Mayo Clinic study using structural MRI may help accurately diagnose dementia patients
ROCHESTER, Minn., 12 july 2009 -- A new Mayo Clinic study may help physicians differentially diagnose three common neurodegenerative disorders in the future. The study will be presented at the Alzheimer's Association International Conference on Alzheimer's Disease on July 11 in Vienna.
In this study, Mayo Clinic researchers developed a framework for MRI-based differential diagnosis of three common neurodegenerative disorders: Alzheimer's disease, frontotemporal lobar degeneration, and Lewy body disease using Structural MRI. Currently, examination of the brain at autopsy is the only way to confirm with certainty that a patient had a specific form of dementia. The framework, which is called "STructural Abnormality iNDex" or STAND-Map, shows promise in accurately diagnosing dementia patients while they are alive. The rationale is that if each neurodegenerative disorder can be associated with a unique pattern of atrophy specific on MRI, then it may be possible to differentially diagnose new patients. The study looked at 90 patients from the Mayo Clinic database who were confirmed to have only a single dementia pathology and also underwent an MRI at the time of clinical diagnosis of dementia. Using the STAND-Map framework, researchers predicted an accurate pathological diagnosis 75 to 80 percent of the time.
"The STAND-Map framework might have great potential in early diagnosis of dementia patients," says Prashanthi Vemuri, Ph.D., a senior research fellow at the Mayo Clinic aging and dementia imaging research lab and lead author of the study. "The next step would be to test the framework on a larger population to see if we can replicate these results and improve the accuracy level we achieved in this proof of concept study.
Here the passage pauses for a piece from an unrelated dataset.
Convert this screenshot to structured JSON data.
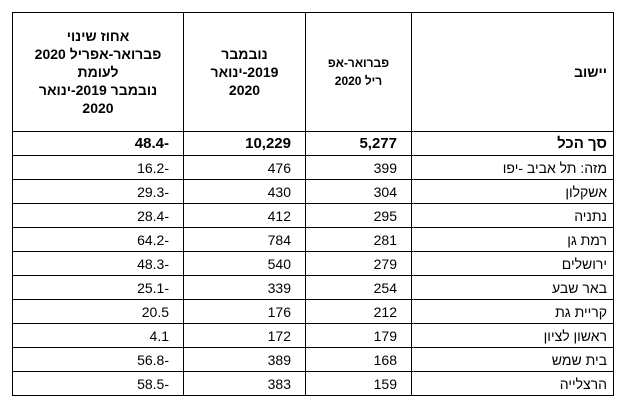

In turn, this may lead to better treatment options for dementia patients."
The senior author of this Mayo Clinic research study is Clifford Jack, M.D. Other members included Kejal Kantarci, M.D.; Matthew L. Senjem; Jeffrey Gunter; Jennifer Whitwell, Ph.D.; Keith Josephs, M.D.; David Knopman, M.D.; Bradley Boeve, M.D.; Tanis Ferman, Ph.D.; Dennis Dickson, M.D.; and Ronald Petersen, M.D., Ph.D.This work was supported in part by National Institutes of Health (NIH) grants, Robert H. Smith Family Foundation Research Fellowship, Alexander Family Alzheimer's Disease Research Professorship.